Neubrandenburg, die Vier-Tore-Stadt am Tollensesee, vereint Geschichte, Kultur und Natur auf besondere Weise. Rund 60.000 Menschen leben hier, eingebettet in eine sanfte, von Eiszeiten geformte Landschaft. Backsteingotik und markante Stadttore erzählen von der Vergangenheit, während ein breites Kulturangebot und die Nähe zum See das Leben der drittgrößten Stadt Mecklenburg-Vorpommerns bis heute prägen.
Stadtgeschichte
Neubrandenburg wurde 1248 auf Initiative von Johann I. von Brandenburg gegründet. Er beauftragte seinen Getreuen Herbord von Raven mit dem Aufbau der Stadt und einer Pfarrkirche. Um 1300 begann der Bau der steinernen Wehranlage, die das Stadtbild bis heute prägt. Über Jahrhunderte gehörte Neubrandenburg zum Herzogtum Mecklenburg und erlebte im Dreißigjährigen Krieg schwere Einschnitte, als die Stadt von Truppen General Tillys erobert wurde. Im 18. Jahrhundert setzte Herzog Adolf Friedrich IV. mit dem Bau eines Sommerpalais neue Akzente. Auch Künstler wie Fritz Reuter, Theodor Fontane und Caspar David Friedrich fanden hier Inspiration. Im Zweiten Weltkrieg wurden große Teile der Stadt zerstört, doch der Wiederaufbau in der DDR-Zeit orientierte sich bewusst am historischen Grundriss und bewahrte die charakteristischen mittelalterlichen Strukturen.
Kunst und Kultur
Neubrandenburg bietet eine vielseitige Kunst- und Kulturlandschaft. Mit der Kunstsammlung verfügt die Stadt über eines der vier Kunstmuseen Mecklenburg-Vorpommerns, während das Regionalmuseum, gegründet 1872 und heute im Franziskanerkloster beheimatet, zu den ältesten Museen des Landes zählt. Das Brigitte-Reimann-Literaturhaus ist seit 1971 ein lebendiger Ort der Begegnung. Architektonische Akzente setzen das Haus der Kultur und Bildung – auch „Kulturfinger“ genannt – sowie die von Ulrich Müther entworfene Stadthalle. Im Kino Latücht, einer umgebauten Kirche von 1907, trifft Filmkunst auf Atmosphäre. Hier findet jährlich das internationale Dokumentarfilmfestival dokumentART statt. Ergänzt wird das Angebot durch das Schauspielhaus von 1794 und dem denkmalgeschützten Kulturpark am Tollensesee, der Kunst und Natur verbindet.
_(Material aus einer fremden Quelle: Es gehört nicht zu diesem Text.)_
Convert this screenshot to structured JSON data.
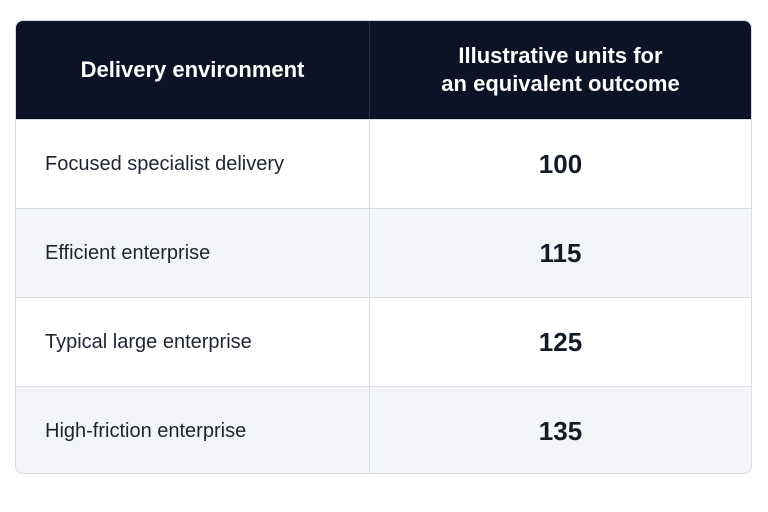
{
  "table": {
    "headers": {
      "environment": "Delivery environment",
      "units": "Illustrative units for\nan equivalent outcome"
    },
    "rows": [
      {
        "environment": "Focused specialist delivery",
        "units": "100"
      },
      {
        "environment": "Efficient enterprise",
        "units": "115"
      },
      {
        "environment": "Typical large enterprise",
        "units": "125"
      },
      {
        "environment": "High-friction enterprise",
        "units": "135"
      }
    ]
  },
  "colors": {
    "header_background": "#0c1326",
    "header_text": "#ffffff",
    "alternate_row": "#f4f5f9",
    "border": "#d9dce2"
  }
}
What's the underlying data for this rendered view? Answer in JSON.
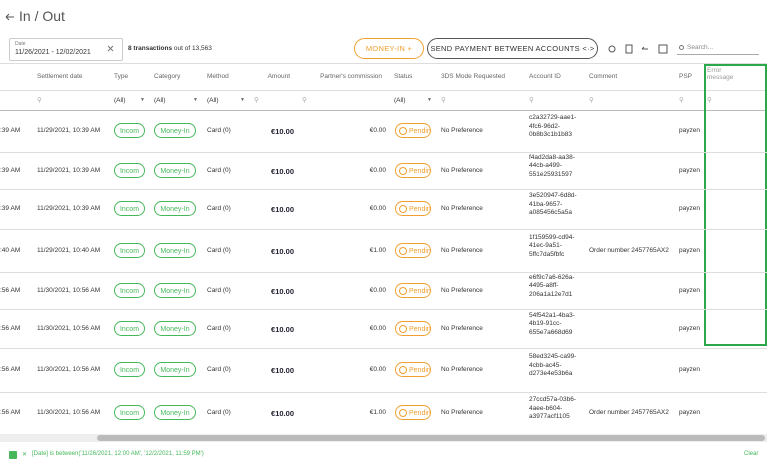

Eine Stadt im Zeichen der Musik
Zum 25. Jubiläum der Konzertkirche Neubrandenburg rückt ein Ort in den Mittelpunkt, der wie kaum ein anderer für die gelungene Verbindung von Geschichte, moderner Architektur und lebendigem Kulturleben der Stadt steht. Der in die gotische Marienkirche aus dem 13. Jahrhundert integrierte Konzertsaal hat sich seit seiner Eröffnung im Jahr 2001 zum musikalischen Herzstück Neubrandenburgs entwickelt und begeistert mit seiner Akustik ebenso wie mit der architektonischen Erscheinung.
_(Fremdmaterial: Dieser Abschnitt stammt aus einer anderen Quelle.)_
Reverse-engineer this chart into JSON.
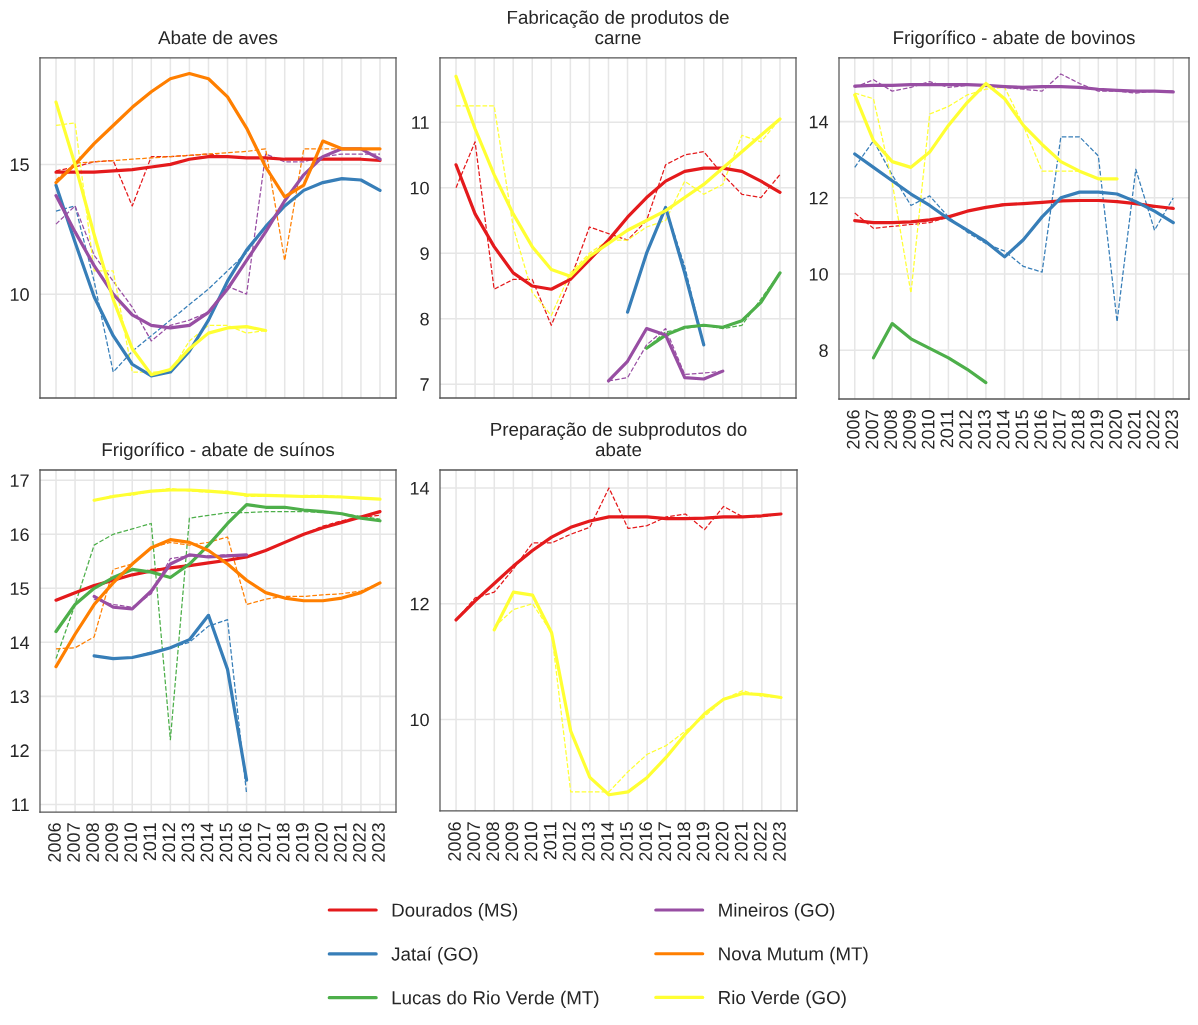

Auch die im Zweiten Weltkrieg zerstörte Marienkirche, die ab 1976 wieder aufgebaut und in den 1990er Jahren mit einem neuen Nutzungskonzept zum Konzertsaal umgestaltet wurde, dient als Treffpunkt für kulturelle Veranstaltungen. Bis zu 809 Gäste finden hier Platz und können ein breites Spektrum von intimen Kammermusikabenden bis hin zu großen Orchesterkonzerten erleben. Als Stammspielstätte der Neubrandenburger Philharmonie, die in diesem Jahr ihr 75-jähriges Bestehen feiert, beherbergt die Konzertkirche zudem die weltweit einzige Klais-Schuke-Orgel. Im Jubiläumsjahr würdigt ein vielfältiges Programm aus Konzerten und Veranstaltungen diesen außergewöhnlichen Ort und seine bewegte Geschichte.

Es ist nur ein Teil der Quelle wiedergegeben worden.